After the Golden Age (Golden Age 1)
Page 1
ONE
CELIA took the late bus home, riding along with other young workaholic professionals, the odd student, and late-shift retail clerks. A quiet, working bunch, cogs and wheels that kept Commerce City running.
Only a block away from the office, the person in the seat behind her leaned forward and spoke in her ear:
“Get off at the next stop.”
She hadn’t noticed him before. He was ordinary; in his thirties, he had a rugged, stubbled face, and wore jeans and a button-up shirt. He looked like he belonged. With a lift to his brow, he glared at her over the back of the plastic seat and raised the handgun from his lap. Without moving his gaze, he pushed the stop call button by the window.
Damn, not again.
Her heart pounded hard—with anger. Not fear, she reminded herself. Her fists clenched, her face a mask, she stood. She could hardly move her legs, wanting only to turn and throttle the bastard for interrupting her evening.
He stood with her, following a step behind as she moved forward toward the door. He could stop her before she called to the driver for help. And what could the driver do, but stand aside as her kidnapper waved the gun at him?
She was still two miles from home. She could try to run—in pumps and a dress suit. Right. Really, she only had to run far enough away to duck into a corner and call 9-1-1. Or her parents.

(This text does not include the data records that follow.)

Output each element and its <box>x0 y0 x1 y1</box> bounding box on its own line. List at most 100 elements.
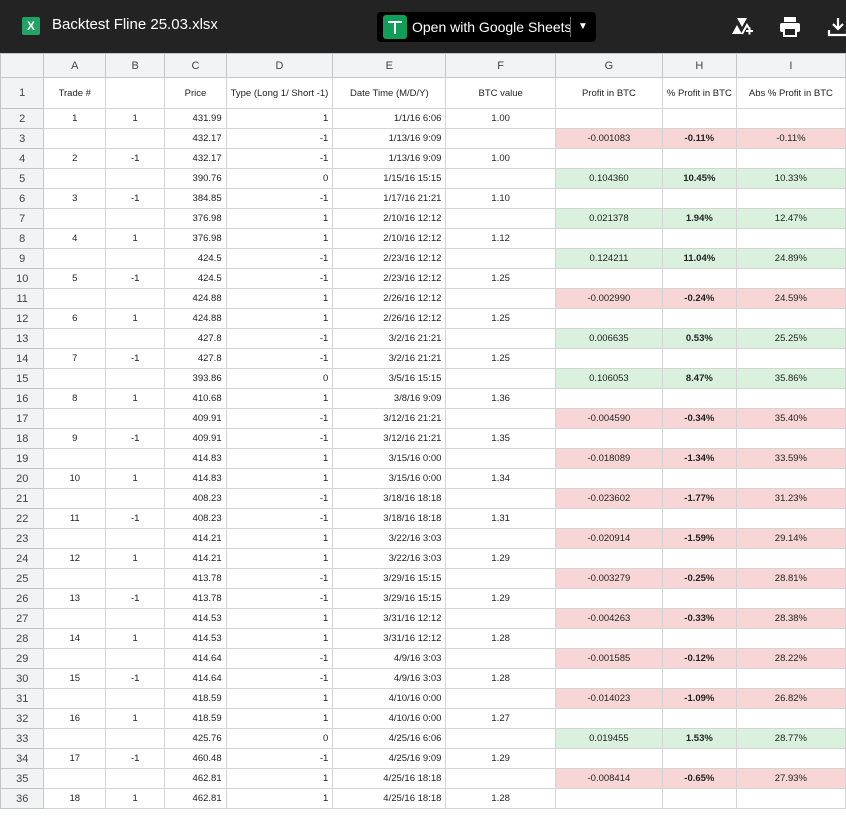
btc-value-cell[interactable]: 1.25 <box>445 348 556 369</box>
abs-pct-cell[interactable] <box>735 388 846 409</box>
pct-profit-cell[interactable]: -0.33% <box>661 608 737 629</box>
profit-btc-cell[interactable]: -0.023602 <box>554 488 663 509</box>
pct-profit-cell[interactable] <box>661 188 737 209</box>
price-cell[interactable]: 424.5 <box>164 248 227 269</box>
row-header[interactable]: 24 <box>0 548 45 569</box>
price-cell[interactable]: 424.88 <box>164 308 227 329</box>
datetime-cell[interactable]: 3/15/16 0:00 <box>332 448 447 469</box>
direction-cell[interactable]: 1 <box>105 548 166 569</box>
direction-cell[interactable]: 1 <box>105 228 166 249</box>
row-header[interactable]: 34 <box>0 748 45 769</box>
row-header[interactable]: 16 <box>0 388 45 409</box>
type-cell[interactable]: -1 <box>225 668 334 689</box>
trade-number-cell[interactable]: 15 <box>43 668 107 689</box>
column-header-f[interactable]: F <box>445 53 556 78</box>
type-cell[interactable]: 1 <box>225 708 334 729</box>
type-cell[interactable]: 1 <box>225 468 334 489</box>
trade-number-cell[interactable] <box>43 568 107 589</box>
price-cell[interactable]: 384.85 <box>164 188 227 209</box>
datetime-cell[interactable]: 3/31/16 12:12 <box>332 628 447 649</box>
type-cell[interactable]: 1 <box>225 388 334 409</box>
direction-cell[interactable]: -1 <box>105 668 166 689</box>
btc-value-cell[interactable]: 1.29 <box>445 548 556 569</box>
btc-value-cell[interactable]: 1.35 <box>445 428 556 449</box>
price-cell[interactable]: 376.98 <box>164 228 227 249</box>
abs-pct-cell[interactable] <box>735 468 846 489</box>
btc-value-cell[interactable]: 1.12 <box>445 228 556 249</box>
price-cell[interactable]: 414.83 <box>164 448 227 469</box>
pct-profit-cell[interactable] <box>661 228 737 249</box>
pct-profit-cell[interactable] <box>661 108 737 129</box>
trade-number-cell[interactable] <box>43 488 107 509</box>
pct-profit-cell[interactable] <box>661 668 737 689</box>
pct-profit-cell[interactable] <box>661 428 737 449</box>
pct-profit-cell[interactable]: -0.25% <box>661 568 737 589</box>
price-cell[interactable]: 414.21 <box>164 548 227 569</box>
row-header[interactable]: 17 <box>0 408 45 429</box>
profit-btc-cell[interactable] <box>554 628 663 649</box>
row-header[interactable]: 26 <box>0 588 45 609</box>
btc-value-cell[interactable]: 1.27 <box>445 708 556 729</box>
row-header[interactable]: 5 <box>0 168 45 189</box>
price-cell[interactable]: 424.5 <box>164 268 227 289</box>
trade-number-cell[interactable]: 11 <box>43 508 107 529</box>
pct-profit-cell[interactable]: -0.65% <box>661 768 737 789</box>
datetime-cell[interactable]: 3/18/16 18:18 <box>332 508 447 529</box>
row-header[interactable]: 21 <box>0 488 45 509</box>
trade-number-cell[interactable]: 4 <box>43 228 107 249</box>
column-header-e[interactable]: E <box>332 53 447 78</box>
type-cell[interactable]: 1 <box>225 208 334 229</box>
direction-cell[interactable] <box>105 648 166 669</box>
btc-value-cell[interactable]: 1.29 <box>445 588 556 609</box>
row-header[interactable]: 14 <box>0 348 45 369</box>
btc-value-cell[interactable] <box>445 408 556 429</box>
profit-btc-cell[interactable]: 0.106053 <box>554 368 663 389</box>
row-header[interactable]: 35 <box>0 768 45 789</box>
profit-btc-cell[interactable]: -0.002990 <box>554 288 663 309</box>
btc-value-cell[interactable]: 1.25 <box>445 308 556 329</box>
abs-pct-cell[interactable]: 24.59% <box>735 288 846 309</box>
datetime-cell[interactable]: 3/22/16 3:03 <box>332 548 447 569</box>
btc-value-cell[interactable] <box>445 288 556 309</box>
profit-btc-cell[interactable] <box>554 708 663 729</box>
type-cell[interactable]: 0 <box>225 728 334 749</box>
direction-cell[interactable] <box>105 448 166 469</box>
direction-cell[interactable]: -1 <box>105 508 166 529</box>
price-cell[interactable]: 414.53 <box>164 628 227 649</box>
pct-profit-cell[interactable] <box>661 268 737 289</box>
datetime-cell[interactable]: 4/25/16 18:18 <box>332 768 447 789</box>
btc-value-cell[interactable] <box>445 528 556 549</box>
row-header[interactable]: 23 <box>0 528 45 549</box>
datetime-cell[interactable]: 3/12/16 21:21 <box>332 408 447 429</box>
datetime-cell[interactable]: 3/29/16 15:15 <box>332 588 447 609</box>
btc-value-cell[interactable]: 1.10 <box>445 188 556 209</box>
profit-btc-cell[interactable]: -0.004590 <box>554 408 663 429</box>
abs-pct-cell[interactable] <box>735 508 846 529</box>
datetime-cell[interactable]: 3/15/16 0:00 <box>332 468 447 489</box>
pct-profit-cell[interactable]: -0.12% <box>661 648 737 669</box>
profit-btc-cell[interactable]: 0.019455 <box>554 728 663 749</box>
datetime-cell[interactable]: 4/25/16 6:06 <box>332 728 447 749</box>
pct-profit-cell[interactable]: -1.09% <box>661 688 737 709</box>
btc-value-cell[interactable]: 1.28 <box>445 668 556 689</box>
column-header-i[interactable]: I <box>735 53 846 78</box>
type-cell[interactable]: -1 <box>225 248 334 269</box>
pct-profit-cell[interactable] <box>661 748 737 769</box>
header-btc-value[interactable]: BTC value <box>445 77 556 109</box>
price-cell[interactable]: 418.59 <box>164 688 227 709</box>
trade-number-cell[interactable]: 13 <box>43 588 107 609</box>
pct-profit-cell[interactable] <box>661 708 737 729</box>
profit-btc-cell[interactable] <box>554 508 663 529</box>
price-cell[interactable]: 410.68 <box>164 388 227 409</box>
header-abs-pct[interactable]: Abs % Profit in BTC <box>735 77 846 109</box>
trade-number-cell[interactable]: 12 <box>43 548 107 569</box>
profit-btc-cell[interactable]: 0.124211 <box>554 248 663 269</box>
type-cell[interactable]: 1 <box>225 688 334 709</box>
profit-btc-cell[interactable] <box>554 268 663 289</box>
direction-cell[interactable] <box>105 488 166 509</box>
datetime-cell[interactable]: 4/9/16 3:03 <box>332 668 447 689</box>
type-cell[interactable]: -1 <box>225 588 334 609</box>
profit-btc-cell[interactable] <box>554 668 663 689</box>
profit-btc-cell[interactable]: -0.004263 <box>554 608 663 629</box>
datetime-cell[interactable]: 4/25/16 9:09 <box>332 748 447 769</box>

9-1-1. That was what she’d do.
She didn’t dig in the pocket of her attaché for her phone. Did nothing that would give away her plan. She stepped off the bus, onto the sidewalk. Her kidnapper disembarked right behind her.

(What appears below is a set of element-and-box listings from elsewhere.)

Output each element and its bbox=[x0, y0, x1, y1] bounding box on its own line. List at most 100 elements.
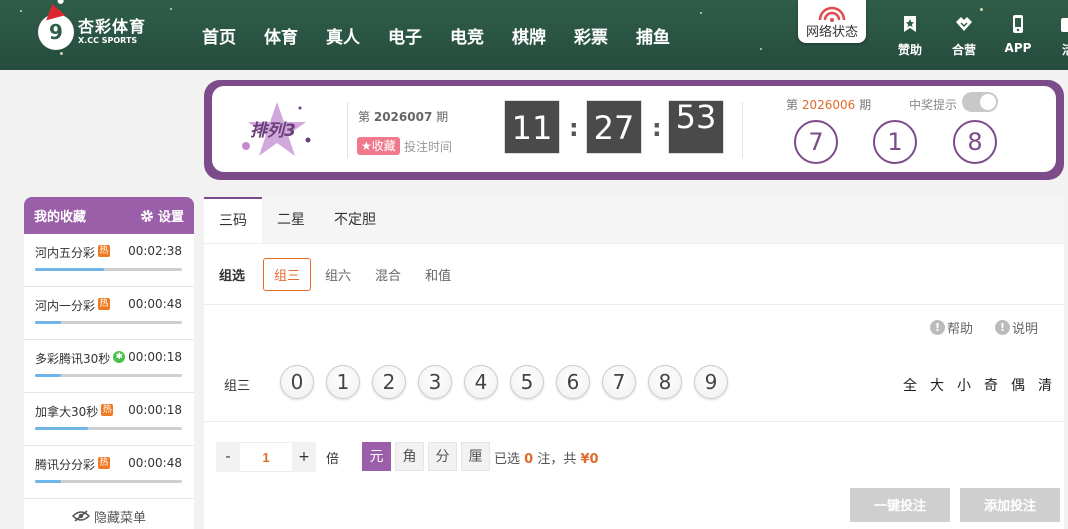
favorites-title: 我的收藏 bbox=[34, 210, 87, 225]
number-ball[interactable]: 3 bbox=[418, 365, 452, 399]
result-ball: 7 bbox=[794, 120, 838, 164]
number-ball[interactable]: 0 bbox=[280, 365, 314, 399]
period-prefix: 第 bbox=[786, 98, 799, 112]
subtab-sum[interactable]: 和值 bbox=[425, 265, 451, 284]
favorite-item[interactable]: 腾讯分分彩热 00:00:48 bbox=[24, 446, 194, 499]
subtab-group-label: 组选 bbox=[219, 268, 246, 284]
site-logo[interactable]: 9 杏彩体育 X.CC SPORTS bbox=[38, 1, 146, 50]
countdown-progress-fill bbox=[35, 427, 88, 430]
add-bet-button[interactable]: 添加投注 bbox=[960, 488, 1060, 522]
tab-unfixed[interactable]: 不定胆 bbox=[320, 197, 390, 243]
info-icon: ! bbox=[994, 320, 1010, 335]
favorites-settings-button[interactable]: 设置 bbox=[140, 206, 184, 225]
select-all-button[interactable]: 全 bbox=[903, 375, 917, 395]
quick-select: 全大小奇偶清 bbox=[890, 375, 1052, 395]
nav-sports[interactable]: 体育 bbox=[264, 23, 298, 48]
banner-inner: 排列3 第 2026007 期 ★收藏 投注时间 11 : 27 : 53 第 … bbox=[212, 86, 1056, 172]
tab-two-star[interactable]: 二星 bbox=[262, 197, 320, 243]
eye-off-icon bbox=[71, 510, 90, 522]
clear-button[interactable]: 清 bbox=[1038, 375, 1052, 395]
activity-label: 活 bbox=[1061, 43, 1068, 57]
partner-label: 合营 bbox=[951, 43, 976, 57]
tab-three-code[interactable]: 三码 bbox=[204, 197, 262, 243]
favorite-item[interactable]: 河内一分彩热 00:00:48 bbox=[24, 287, 194, 340]
select-big-button[interactable]: 大 bbox=[930, 375, 944, 395]
hide-menu-button[interactable]: 隐藏菜单 bbox=[24, 499, 194, 529]
main-nav: 首页 体育 真人 电子 电竞 棋牌 彩票 捕鱼 bbox=[202, 0, 698, 70]
divider bbox=[204, 421, 1064, 422]
subtab-zu3[interactable]: 组三 bbox=[263, 257, 312, 291]
sparkle bbox=[170, 8, 172, 10]
activity-button[interactable]: 活 bbox=[1048, 14, 1068, 58]
number-ball[interactable]: 1 bbox=[326, 365, 360, 399]
multiplier-input[interactable] bbox=[240, 442, 292, 472]
number-ball[interactable]: 7 bbox=[602, 365, 636, 399]
help-button[interactable]: ! 帮助 bbox=[929, 318, 973, 337]
nav-fishing[interactable]: 捕鱼 bbox=[636, 23, 670, 48]
timer-colon: : bbox=[569, 114, 579, 142]
logo-en: X.CC SPORTS bbox=[78, 36, 138, 45]
logo-mark: 9 bbox=[49, 20, 63, 44]
number-ball[interactable]: 2 bbox=[372, 365, 406, 399]
countdown-time: 00:00:18 bbox=[128, 403, 182, 417]
favorite-item-label: 加拿大30秒 bbox=[35, 405, 99, 419]
nav-home[interactable]: 首页 bbox=[202, 23, 236, 48]
subtab-mixed[interactable]: 混合 bbox=[375, 265, 401, 284]
gear-icon bbox=[140, 209, 153, 222]
nav-cards[interactable]: 棋牌 bbox=[512, 23, 546, 48]
select-even-button[interactable]: 偶 bbox=[1011, 375, 1025, 395]
last-period: 第 2026006 期 bbox=[786, 96, 871, 113]
hide-menu-label: 隐藏菜单 bbox=[93, 510, 146, 526]
countdown-progress bbox=[35, 374, 182, 377]
favorite-item[interactable]: 多彩腾讯30秒 ✱ 00:00:18 bbox=[24, 340, 194, 393]
quick-bet-button[interactable]: 一键投注 bbox=[850, 488, 950, 522]
number-ball[interactable]: 8 bbox=[648, 365, 682, 399]
explain-label: 说明 bbox=[1011, 322, 1038, 337]
unit-jiao[interactable]: 角 bbox=[395, 442, 424, 471]
timer-minutes: 27 bbox=[586, 100, 642, 154]
nav-live[interactable]: 真人 bbox=[326, 23, 360, 48]
select-small-button[interactable]: 小 bbox=[957, 375, 971, 395]
favorite-item[interactable]: 河内五分彩热 00:02:38 bbox=[24, 234, 194, 287]
top-header: 9 杏彩体育 X.CC SPORTS 首页 体育 真人 电子 电竞 棋牌 彩票 … bbox=[0, 0, 1068, 70]
countdown-progress-fill bbox=[35, 374, 62, 377]
number-ball[interactable]: 9 bbox=[694, 365, 728, 399]
app-button[interactable]: APP bbox=[998, 14, 1038, 55]
favorite-item-name: 河内五分彩热 bbox=[35, 244, 111, 261]
lottery-banner: 排列3 第 2026007 期 ★收藏 投注时间 11 : 27 : 53 第 … bbox=[204, 80, 1064, 180]
favorite-button[interactable]: ★收藏 bbox=[357, 137, 400, 155]
subtab-zu6[interactable]: 组六 bbox=[325, 265, 351, 284]
star-icon: ★ bbox=[361, 139, 372, 153]
favorite-item-label: 河内一分彩 bbox=[35, 299, 96, 313]
favorite-item-label: 河内五分彩 bbox=[35, 246, 96, 260]
network-status-label: 网络状态 bbox=[805, 25, 858, 40]
multiplier-minus-button[interactable]: - bbox=[216, 442, 240, 472]
number-ball[interactable]: 5 bbox=[510, 365, 544, 399]
nav-slots[interactable]: 电子 bbox=[388, 23, 422, 48]
unit-yuan[interactable]: 元 bbox=[362, 442, 391, 471]
number-ball[interactable]: 4 bbox=[464, 365, 498, 399]
sponsor-button[interactable]: 赞助 bbox=[890, 14, 930, 58]
hot-badge: 热 bbox=[98, 298, 111, 310]
win-tip-toggle[interactable] bbox=[962, 92, 998, 112]
sparkle bbox=[60, 52, 63, 55]
partner-button[interactable]: 合营 bbox=[944, 14, 984, 58]
last-period-number: 2026006 bbox=[801, 98, 856, 112]
banner-divider bbox=[347, 102, 348, 158]
nav-esports[interactable]: 电竞 bbox=[450, 23, 484, 48]
number-ball[interactable]: 6 bbox=[556, 365, 590, 399]
nav-lottery[interactable]: 彩票 bbox=[574, 23, 608, 48]
unit-li[interactable]: 厘 bbox=[461, 442, 490, 471]
select-odd-button[interactable]: 奇 bbox=[984, 375, 998, 395]
logo-text: 杏彩体育 X.CC SPORTS bbox=[78, 18, 146, 46]
period-suffix: 期 bbox=[436, 110, 449, 124]
network-status-button[interactable]: 网络状态 bbox=[798, 0, 866, 43]
banner-divider bbox=[742, 102, 743, 158]
help-row: ! 帮助 ! 说明 bbox=[908, 318, 1038, 337]
favorite-item[interactable]: 加拿大30秒热 00:00:18 bbox=[24, 393, 194, 446]
pailie3-logo-text: 排列3 bbox=[250, 121, 296, 141]
multiplier-plus-button[interactable]: + bbox=[292, 442, 316, 472]
unit-fen[interactable]: 分 bbox=[428, 442, 457, 471]
explain-button[interactable]: ! 说明 bbox=[994, 318, 1038, 337]
santa-hat-icon bbox=[42, 1, 66, 21]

“Turn right. Walk five steps.”
She turned right. Her muscles tensed, ready—
The bus pulled away. She prepared to launch herself into a run.
A sedan stopped at the curb. Two men jumped out of the back, and the kidnapper from the bus grabbed her arm. The three surrounded her and spirited her into the car, which rolled away in seconds.

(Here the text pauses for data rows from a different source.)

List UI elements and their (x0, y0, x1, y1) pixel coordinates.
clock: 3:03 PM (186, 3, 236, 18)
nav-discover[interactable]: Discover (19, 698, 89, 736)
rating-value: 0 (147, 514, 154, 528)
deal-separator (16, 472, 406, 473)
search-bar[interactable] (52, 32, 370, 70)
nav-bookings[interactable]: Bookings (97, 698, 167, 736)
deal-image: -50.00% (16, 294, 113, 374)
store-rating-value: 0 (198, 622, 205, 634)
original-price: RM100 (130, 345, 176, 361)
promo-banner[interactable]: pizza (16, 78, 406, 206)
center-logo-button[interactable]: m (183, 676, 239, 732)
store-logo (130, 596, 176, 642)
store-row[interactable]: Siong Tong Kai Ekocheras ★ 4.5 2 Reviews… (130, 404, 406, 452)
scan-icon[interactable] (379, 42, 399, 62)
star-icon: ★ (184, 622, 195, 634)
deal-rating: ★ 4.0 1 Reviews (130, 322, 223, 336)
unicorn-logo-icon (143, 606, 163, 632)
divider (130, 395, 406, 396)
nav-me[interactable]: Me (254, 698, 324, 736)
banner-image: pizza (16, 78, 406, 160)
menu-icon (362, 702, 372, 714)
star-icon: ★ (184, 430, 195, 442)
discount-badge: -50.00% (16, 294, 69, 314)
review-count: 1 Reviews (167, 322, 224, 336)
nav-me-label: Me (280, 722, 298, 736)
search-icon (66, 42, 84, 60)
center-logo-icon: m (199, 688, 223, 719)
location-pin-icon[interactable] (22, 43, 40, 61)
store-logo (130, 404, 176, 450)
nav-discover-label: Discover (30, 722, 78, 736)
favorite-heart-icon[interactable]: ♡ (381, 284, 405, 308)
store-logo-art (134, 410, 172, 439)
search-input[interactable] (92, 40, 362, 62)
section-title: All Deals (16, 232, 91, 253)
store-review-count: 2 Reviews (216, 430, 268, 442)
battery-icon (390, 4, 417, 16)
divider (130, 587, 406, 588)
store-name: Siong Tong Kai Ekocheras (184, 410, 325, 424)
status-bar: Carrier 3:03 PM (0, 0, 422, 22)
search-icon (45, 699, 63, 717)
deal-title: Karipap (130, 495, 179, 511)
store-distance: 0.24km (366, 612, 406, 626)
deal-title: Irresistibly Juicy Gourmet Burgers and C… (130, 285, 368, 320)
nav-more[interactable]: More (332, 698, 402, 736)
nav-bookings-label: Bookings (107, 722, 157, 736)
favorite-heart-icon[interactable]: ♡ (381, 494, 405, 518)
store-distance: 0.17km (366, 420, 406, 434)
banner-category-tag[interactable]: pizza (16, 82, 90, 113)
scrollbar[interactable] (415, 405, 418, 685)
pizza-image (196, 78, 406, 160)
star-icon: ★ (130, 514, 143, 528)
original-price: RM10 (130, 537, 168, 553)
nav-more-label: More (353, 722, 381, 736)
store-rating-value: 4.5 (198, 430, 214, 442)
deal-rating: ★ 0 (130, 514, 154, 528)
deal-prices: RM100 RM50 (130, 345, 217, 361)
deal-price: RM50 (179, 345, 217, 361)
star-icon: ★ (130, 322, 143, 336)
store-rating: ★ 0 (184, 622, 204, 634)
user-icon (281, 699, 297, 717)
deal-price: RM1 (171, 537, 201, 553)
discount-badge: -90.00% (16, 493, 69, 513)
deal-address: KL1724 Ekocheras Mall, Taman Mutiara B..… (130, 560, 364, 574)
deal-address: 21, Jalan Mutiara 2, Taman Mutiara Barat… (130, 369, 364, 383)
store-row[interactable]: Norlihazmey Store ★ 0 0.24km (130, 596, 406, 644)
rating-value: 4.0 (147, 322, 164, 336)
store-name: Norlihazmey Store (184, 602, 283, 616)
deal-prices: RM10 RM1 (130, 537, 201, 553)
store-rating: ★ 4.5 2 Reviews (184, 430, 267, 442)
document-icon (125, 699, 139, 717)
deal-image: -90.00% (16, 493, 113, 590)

They’d planned this, hadn’t they?
In the backseat, one of the men tied her hands in front of her with nylon cord. The other pressed a gun to her ribs.
The one from the bus sat on the passenger side of the front seat and looked back at her.
“You’re Warren and Suzanne West’s daughter.”
Not like this was news.
“What will the Olympiad do to keep you safe?”
“You’ll have to ask them,” she said.
“I will.” He grinned, a self-satisfied, cat-with-the-canary grin that she recognized from a half-dozen two-bit hoodlums who thought they’d done something clever, that they’d figured out how to corner the Olympiad. As if no one else had tried this before.
“What are you going to do with me?” She said it perfunctorily. It was a way to make conversation. Maybe distract him.